LOL! This was the ocean, not an ER!
The first coastie to deal with Fuddy was PJ Ornot, who reported that he touched and shook her but got no response. He moved on to rescue an elderly woman about 100 yards from Fuddy.
Ultimately, it was Coast Guard rescue swimmer, Mark Peer, who fished Fuddy out of the drink. He said "She was unresponsive at which point I checked for a pulse, which I couldn't find". Peer had just rescued a man in his seventies.
Both Ornot and Peer violated Coast Guard protocols by passing Fuddy by.
They have equipped helicopters and the ability to hoist critically-injured victims to those helicopters because the people who man them are trained as EMT’s. I strongly suspect they have defibrillators on board. And even if they don’t, they have arms and mouths, and CPR is required if the person isn’t charred, isn’t stiff as a board from being dead 2 hours, and has head, heart, lungs, brain, and liver still attached to their body. “Victim is unresponsive” doesn’t cut it.

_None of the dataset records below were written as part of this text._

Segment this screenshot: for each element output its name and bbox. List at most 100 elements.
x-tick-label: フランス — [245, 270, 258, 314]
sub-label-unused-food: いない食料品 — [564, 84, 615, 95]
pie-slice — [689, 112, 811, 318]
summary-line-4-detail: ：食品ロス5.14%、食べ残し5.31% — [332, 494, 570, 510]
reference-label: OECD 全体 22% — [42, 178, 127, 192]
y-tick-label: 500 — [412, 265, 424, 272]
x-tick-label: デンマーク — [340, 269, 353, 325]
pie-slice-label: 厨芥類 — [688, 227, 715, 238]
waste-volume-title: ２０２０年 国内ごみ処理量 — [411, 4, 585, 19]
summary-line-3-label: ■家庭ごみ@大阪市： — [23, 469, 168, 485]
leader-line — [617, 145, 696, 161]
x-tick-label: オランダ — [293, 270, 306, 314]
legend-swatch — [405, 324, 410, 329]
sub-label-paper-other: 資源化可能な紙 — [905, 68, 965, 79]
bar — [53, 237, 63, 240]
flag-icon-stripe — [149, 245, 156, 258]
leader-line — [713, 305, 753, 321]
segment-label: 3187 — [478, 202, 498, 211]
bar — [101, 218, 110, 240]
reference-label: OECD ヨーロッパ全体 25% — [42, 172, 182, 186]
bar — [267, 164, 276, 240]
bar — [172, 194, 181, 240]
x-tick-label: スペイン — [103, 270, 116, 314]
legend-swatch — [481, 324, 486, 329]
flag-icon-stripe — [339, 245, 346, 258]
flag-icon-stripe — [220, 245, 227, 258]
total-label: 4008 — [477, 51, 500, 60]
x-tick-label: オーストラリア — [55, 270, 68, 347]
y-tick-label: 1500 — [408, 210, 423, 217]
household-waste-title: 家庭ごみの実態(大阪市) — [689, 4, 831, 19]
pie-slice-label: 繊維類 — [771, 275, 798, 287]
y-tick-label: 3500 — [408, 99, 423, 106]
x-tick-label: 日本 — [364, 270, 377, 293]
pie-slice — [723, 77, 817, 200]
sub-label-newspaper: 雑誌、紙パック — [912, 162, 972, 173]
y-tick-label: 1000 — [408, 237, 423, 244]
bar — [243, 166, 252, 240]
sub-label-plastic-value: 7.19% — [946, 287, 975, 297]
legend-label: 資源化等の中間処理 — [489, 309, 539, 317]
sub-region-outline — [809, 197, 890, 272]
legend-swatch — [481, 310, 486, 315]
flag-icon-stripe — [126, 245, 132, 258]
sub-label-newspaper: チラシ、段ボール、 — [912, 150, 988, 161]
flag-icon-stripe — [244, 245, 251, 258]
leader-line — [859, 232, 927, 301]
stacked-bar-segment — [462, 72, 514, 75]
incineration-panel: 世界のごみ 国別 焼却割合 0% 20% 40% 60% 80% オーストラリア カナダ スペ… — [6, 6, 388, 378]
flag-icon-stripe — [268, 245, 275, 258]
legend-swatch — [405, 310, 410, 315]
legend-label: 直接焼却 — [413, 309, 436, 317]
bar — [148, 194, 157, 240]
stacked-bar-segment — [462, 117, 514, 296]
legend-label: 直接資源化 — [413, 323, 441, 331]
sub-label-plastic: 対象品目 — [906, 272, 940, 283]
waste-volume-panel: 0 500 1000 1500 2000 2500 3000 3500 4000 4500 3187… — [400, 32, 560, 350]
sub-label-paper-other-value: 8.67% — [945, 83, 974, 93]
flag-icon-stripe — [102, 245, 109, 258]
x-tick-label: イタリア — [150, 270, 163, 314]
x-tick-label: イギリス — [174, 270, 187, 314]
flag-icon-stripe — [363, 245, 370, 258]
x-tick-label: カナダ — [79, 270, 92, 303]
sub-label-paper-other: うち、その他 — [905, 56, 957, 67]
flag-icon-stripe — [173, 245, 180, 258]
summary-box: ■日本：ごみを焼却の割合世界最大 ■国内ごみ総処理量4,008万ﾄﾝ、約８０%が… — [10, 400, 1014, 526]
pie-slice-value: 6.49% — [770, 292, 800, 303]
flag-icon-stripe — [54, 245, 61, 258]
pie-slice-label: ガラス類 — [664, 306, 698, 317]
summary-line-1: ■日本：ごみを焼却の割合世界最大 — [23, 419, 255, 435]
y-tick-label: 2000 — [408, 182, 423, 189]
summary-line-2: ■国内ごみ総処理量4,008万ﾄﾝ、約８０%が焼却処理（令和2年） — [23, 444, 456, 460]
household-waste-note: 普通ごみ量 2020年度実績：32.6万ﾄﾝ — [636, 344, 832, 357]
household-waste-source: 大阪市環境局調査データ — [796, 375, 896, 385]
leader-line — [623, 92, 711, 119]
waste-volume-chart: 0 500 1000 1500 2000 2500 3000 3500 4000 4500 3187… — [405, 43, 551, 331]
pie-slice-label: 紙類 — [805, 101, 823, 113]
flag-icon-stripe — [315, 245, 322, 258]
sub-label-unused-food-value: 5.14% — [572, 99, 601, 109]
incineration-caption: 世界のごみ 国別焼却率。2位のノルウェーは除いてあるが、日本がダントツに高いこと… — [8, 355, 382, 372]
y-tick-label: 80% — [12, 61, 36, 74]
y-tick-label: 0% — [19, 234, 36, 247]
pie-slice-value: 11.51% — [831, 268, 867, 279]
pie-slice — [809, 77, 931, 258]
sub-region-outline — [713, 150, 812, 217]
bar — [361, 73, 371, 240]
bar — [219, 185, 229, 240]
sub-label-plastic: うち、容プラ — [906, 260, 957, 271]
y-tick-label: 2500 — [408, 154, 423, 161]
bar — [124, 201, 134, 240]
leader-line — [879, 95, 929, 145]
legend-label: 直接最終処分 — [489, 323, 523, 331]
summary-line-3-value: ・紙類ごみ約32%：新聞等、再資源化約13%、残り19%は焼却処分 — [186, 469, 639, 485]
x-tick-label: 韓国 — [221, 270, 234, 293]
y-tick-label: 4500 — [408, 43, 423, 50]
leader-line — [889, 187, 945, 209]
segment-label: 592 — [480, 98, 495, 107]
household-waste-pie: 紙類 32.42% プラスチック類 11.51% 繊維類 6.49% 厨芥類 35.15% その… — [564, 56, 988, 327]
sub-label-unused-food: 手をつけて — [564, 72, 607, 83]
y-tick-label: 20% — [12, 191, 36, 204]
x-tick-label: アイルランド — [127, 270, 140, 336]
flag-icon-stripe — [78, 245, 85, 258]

And to determine that the victim is unresponsive in the first place, they have to use the equipment in the helicopter if it is available - a stethoscope and a heart monitor. They didn’t even do that.
I know those guys are capable of better than that; they wouldn’t be where they’re at if not. So why did they violate the protocols and then go to the media and falsely say that the protocols demanded that they do what they did? Were they given orders to do exactly that? If not, then have they been disciplined for breaking the protocols?